A judge for the “lost” Booker prize is impressed by past writing

When the Booker prize switched from retroactive award in 1971, to a prize given for the best novel in the year of publication, the award date was also changed, from April to November. That meant most novels published in 1970, were never considered for the prize. They were “lost.” Peter Straus, the Booker’s unofficial archivist, considered this an injustice, remedied with a one-off prize. Any novel published in Britain in 1970 and still in print would be considered, and the judges for the contest would, like the books, all be 40 years old. They would draw up a shortlist of six, and the public would then vote for the winner. Journalist Rachel Cooke enjoyed her experience as a judge, which gave her, she writes, the perfect opportunity to read genre books she would not otherwise have picked up: the briny Master and Commander by Patrick O’Brian and Len Deighton’s Bomber, which brilliantly describes the progress of an Allied air raid over 24 hours in the summer of 1943. The 21 surviving books—those that had stayed in print—proved that just as many historical novels were published in 1970 as now, even though at Booker prize time, critics always complain that not enough books with contemporary settings are being written.
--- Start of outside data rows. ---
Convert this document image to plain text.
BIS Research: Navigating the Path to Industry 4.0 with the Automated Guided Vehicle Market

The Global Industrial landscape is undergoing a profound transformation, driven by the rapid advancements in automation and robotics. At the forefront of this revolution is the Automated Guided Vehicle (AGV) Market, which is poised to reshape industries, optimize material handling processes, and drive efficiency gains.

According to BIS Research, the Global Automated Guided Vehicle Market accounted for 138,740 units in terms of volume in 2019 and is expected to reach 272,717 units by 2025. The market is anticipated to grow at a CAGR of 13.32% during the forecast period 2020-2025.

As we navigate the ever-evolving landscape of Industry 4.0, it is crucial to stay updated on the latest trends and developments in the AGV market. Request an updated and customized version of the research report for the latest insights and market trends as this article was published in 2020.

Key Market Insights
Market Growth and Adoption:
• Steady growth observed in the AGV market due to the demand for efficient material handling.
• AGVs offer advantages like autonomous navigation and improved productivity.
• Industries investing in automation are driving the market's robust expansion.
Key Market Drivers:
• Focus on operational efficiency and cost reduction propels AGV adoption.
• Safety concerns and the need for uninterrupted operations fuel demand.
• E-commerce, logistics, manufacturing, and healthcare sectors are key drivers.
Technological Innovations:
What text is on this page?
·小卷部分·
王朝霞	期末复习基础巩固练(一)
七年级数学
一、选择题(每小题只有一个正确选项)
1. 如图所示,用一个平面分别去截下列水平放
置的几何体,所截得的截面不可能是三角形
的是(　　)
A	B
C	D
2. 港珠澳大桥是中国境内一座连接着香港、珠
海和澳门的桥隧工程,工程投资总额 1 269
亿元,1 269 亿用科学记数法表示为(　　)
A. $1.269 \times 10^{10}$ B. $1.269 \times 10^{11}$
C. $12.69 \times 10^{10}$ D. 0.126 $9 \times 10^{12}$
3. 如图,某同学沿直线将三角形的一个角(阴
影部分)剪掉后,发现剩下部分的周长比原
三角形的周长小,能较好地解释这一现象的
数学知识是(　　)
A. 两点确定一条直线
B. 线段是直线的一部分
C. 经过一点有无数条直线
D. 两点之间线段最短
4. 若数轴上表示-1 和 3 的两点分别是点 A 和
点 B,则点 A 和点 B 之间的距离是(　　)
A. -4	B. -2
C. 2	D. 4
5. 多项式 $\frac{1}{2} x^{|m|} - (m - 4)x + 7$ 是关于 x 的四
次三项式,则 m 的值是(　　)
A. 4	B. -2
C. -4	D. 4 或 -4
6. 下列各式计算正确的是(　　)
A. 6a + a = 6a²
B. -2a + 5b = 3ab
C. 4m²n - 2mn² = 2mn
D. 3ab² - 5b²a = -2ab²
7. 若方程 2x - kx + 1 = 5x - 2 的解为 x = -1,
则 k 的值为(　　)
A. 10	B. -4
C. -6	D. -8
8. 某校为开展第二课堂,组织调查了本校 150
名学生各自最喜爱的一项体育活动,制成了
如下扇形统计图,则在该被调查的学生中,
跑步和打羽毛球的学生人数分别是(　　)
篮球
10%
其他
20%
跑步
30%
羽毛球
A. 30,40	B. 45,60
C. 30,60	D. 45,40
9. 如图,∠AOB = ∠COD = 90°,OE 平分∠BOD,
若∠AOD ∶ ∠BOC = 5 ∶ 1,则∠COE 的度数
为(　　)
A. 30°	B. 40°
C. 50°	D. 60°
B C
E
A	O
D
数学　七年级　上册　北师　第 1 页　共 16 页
In the end, the judging panel of 40-year-olds crafted a six-book shortlist with three historical novels: The Bay of Noon by Shirley Hazzard, a tale of Naples just after the war; Troubles by JG Farrell, set in Ireland after the First World War, where Major Brendan Archer is visiting his fiancee at her home, the crumbling Majestic hotel (in Farrell’s deft hands, a beautiful metaphor for the wider crumbling of empire); and one of the most famous historical novels of the 20th century, Mary Renault’s Fire From Heaven, the first volume of her trilogy about Alexander the Great.